Department of Pathology and Immunology, Washington University School of Medicine, St. Louis, MO 63110, USA.
IEEE/ACM Trans Comput Biol Bioinform. 2010 Jul-Sep;7(3):524-36. doi: 10.1109/TCBB.2008.101.
Motifs are overrepresented sequence or spatial patterns appearing in proteins. They often play important roles in maintaining protein stability and in facilitating protein function. When motifs are located in short sequence fragments, as in transmembrane domains that are only 6-20 residues in length, and when there is only very limited data, it is difficult to identify motifs. In this study, we introduce combinatorial models based on permutation for assessing statistically significant sequence and spatial patterns in short sequences.
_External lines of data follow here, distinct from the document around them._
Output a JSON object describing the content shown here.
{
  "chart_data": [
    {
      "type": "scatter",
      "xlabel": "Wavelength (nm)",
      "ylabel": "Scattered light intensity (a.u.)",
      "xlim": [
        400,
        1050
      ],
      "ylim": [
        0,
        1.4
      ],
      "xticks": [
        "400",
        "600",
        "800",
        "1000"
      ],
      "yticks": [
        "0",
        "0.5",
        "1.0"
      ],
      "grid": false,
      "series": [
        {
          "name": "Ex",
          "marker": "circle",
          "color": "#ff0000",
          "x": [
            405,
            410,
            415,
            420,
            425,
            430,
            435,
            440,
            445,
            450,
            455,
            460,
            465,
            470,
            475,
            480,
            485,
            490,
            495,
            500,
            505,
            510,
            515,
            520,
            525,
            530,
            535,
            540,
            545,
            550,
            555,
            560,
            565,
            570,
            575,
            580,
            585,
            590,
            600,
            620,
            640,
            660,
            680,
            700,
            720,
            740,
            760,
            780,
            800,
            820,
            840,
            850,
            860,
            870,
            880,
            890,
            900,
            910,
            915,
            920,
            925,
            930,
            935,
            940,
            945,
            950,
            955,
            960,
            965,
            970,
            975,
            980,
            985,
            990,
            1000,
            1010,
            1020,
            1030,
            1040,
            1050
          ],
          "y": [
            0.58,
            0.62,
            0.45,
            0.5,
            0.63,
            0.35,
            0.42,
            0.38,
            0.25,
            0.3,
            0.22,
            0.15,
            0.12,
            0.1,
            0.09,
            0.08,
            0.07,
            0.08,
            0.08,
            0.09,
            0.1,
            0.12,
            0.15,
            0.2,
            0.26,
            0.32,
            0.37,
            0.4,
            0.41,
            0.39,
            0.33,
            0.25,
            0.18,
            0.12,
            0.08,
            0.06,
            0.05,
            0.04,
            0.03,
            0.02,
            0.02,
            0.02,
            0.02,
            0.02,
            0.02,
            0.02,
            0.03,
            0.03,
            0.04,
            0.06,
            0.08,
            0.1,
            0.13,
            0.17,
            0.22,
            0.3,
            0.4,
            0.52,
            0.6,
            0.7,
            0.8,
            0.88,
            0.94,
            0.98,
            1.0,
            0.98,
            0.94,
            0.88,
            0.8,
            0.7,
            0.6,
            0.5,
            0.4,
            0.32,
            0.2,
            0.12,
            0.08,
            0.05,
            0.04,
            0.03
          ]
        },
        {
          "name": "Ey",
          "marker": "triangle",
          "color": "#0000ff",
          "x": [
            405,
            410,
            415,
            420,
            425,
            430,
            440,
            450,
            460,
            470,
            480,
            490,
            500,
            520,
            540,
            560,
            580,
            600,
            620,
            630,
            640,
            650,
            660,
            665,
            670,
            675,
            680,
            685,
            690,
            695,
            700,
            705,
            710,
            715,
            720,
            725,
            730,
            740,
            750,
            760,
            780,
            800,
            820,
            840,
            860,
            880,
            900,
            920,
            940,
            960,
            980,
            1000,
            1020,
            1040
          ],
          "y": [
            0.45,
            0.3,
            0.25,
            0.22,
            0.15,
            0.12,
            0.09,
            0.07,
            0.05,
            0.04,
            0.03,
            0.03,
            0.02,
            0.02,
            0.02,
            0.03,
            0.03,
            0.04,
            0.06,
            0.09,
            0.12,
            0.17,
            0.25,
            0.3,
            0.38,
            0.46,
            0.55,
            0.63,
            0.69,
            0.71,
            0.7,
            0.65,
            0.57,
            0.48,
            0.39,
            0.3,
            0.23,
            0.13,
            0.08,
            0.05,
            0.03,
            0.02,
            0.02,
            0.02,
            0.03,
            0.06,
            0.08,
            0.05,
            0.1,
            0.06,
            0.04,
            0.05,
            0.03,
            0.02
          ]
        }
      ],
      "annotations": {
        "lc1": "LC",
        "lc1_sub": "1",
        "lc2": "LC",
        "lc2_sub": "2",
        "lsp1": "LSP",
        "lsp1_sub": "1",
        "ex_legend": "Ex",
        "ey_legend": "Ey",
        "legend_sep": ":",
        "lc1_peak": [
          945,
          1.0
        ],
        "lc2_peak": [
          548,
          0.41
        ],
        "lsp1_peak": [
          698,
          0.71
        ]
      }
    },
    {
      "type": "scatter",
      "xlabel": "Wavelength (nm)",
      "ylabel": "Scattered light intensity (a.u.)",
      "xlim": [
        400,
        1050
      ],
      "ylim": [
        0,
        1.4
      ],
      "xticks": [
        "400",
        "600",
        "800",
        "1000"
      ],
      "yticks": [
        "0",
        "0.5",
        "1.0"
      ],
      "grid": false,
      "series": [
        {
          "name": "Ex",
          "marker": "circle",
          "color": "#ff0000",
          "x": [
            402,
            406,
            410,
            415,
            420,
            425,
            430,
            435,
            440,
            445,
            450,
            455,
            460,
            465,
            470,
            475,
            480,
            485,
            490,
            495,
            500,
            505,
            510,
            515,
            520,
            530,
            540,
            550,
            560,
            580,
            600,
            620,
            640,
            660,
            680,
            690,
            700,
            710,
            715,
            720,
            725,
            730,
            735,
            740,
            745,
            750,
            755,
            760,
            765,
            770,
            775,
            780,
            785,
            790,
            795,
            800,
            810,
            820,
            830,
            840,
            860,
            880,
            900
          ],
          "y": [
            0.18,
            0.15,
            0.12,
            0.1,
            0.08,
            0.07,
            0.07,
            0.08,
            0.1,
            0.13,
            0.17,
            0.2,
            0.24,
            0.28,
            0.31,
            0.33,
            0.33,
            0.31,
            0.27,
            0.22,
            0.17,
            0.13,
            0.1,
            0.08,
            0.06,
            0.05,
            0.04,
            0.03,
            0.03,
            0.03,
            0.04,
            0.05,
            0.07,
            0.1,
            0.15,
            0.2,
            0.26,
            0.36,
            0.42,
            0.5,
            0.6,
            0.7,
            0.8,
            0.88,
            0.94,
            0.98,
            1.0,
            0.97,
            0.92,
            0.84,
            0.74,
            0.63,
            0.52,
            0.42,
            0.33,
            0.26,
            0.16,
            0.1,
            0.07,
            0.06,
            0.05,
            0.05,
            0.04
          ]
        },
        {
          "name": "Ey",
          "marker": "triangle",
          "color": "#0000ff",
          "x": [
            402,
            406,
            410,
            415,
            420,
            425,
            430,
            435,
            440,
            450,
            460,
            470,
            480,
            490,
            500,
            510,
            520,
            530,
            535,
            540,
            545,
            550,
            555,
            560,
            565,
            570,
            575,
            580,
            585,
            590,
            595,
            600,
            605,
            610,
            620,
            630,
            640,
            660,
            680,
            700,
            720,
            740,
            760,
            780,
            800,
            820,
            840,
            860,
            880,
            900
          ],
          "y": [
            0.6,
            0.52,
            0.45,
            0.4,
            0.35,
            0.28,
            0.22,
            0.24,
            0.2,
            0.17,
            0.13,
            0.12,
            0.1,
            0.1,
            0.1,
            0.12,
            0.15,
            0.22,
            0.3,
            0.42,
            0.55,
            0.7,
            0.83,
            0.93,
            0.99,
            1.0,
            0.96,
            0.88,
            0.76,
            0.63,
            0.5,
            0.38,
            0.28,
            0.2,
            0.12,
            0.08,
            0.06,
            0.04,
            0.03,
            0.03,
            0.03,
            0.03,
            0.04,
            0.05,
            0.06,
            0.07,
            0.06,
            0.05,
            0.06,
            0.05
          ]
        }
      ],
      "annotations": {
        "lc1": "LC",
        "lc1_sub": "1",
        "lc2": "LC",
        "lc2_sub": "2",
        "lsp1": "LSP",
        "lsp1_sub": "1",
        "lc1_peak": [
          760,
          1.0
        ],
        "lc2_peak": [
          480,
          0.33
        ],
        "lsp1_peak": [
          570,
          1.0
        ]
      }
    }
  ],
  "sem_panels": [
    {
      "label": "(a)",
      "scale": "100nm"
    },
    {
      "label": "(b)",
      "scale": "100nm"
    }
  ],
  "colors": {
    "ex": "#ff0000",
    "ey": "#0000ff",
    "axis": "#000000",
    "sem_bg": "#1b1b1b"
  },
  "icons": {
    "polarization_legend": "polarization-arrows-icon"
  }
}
We show that our method can uncover previously unknown sequence and spatial motifs in beta-barrel membrane proteins and that our method outperforms existing methods in detecting statistically significant motifs in this data set. Last, we discuss implications of motif analysis for problems involving short sequences in other families of proteins.
模体是在蛋白质中出现的过度表达的序列或空间模式。它们通常在维持蛋白质稳定性和促进蛋白质功能方面发挥重要作用。当模体位于短序列片段中时,例如长度仅为 6-20 个残基的跨膜结构域,并且只有非常有限的数据时,识别模体就变得很困难。在这项研究中,我们引入了基于排列的组合模型,以评估短序列中的统计显著序列和空间模式。我们表明,我们的方法可以揭示β桶膜蛋白中以前未知的序列和空间模体,并且我们的方法在检测该数据集中统计显著模体方面优于现有方法。最后,我们讨论了 motif 分析对涉及其他蛋白质家族的短序列问题的影响。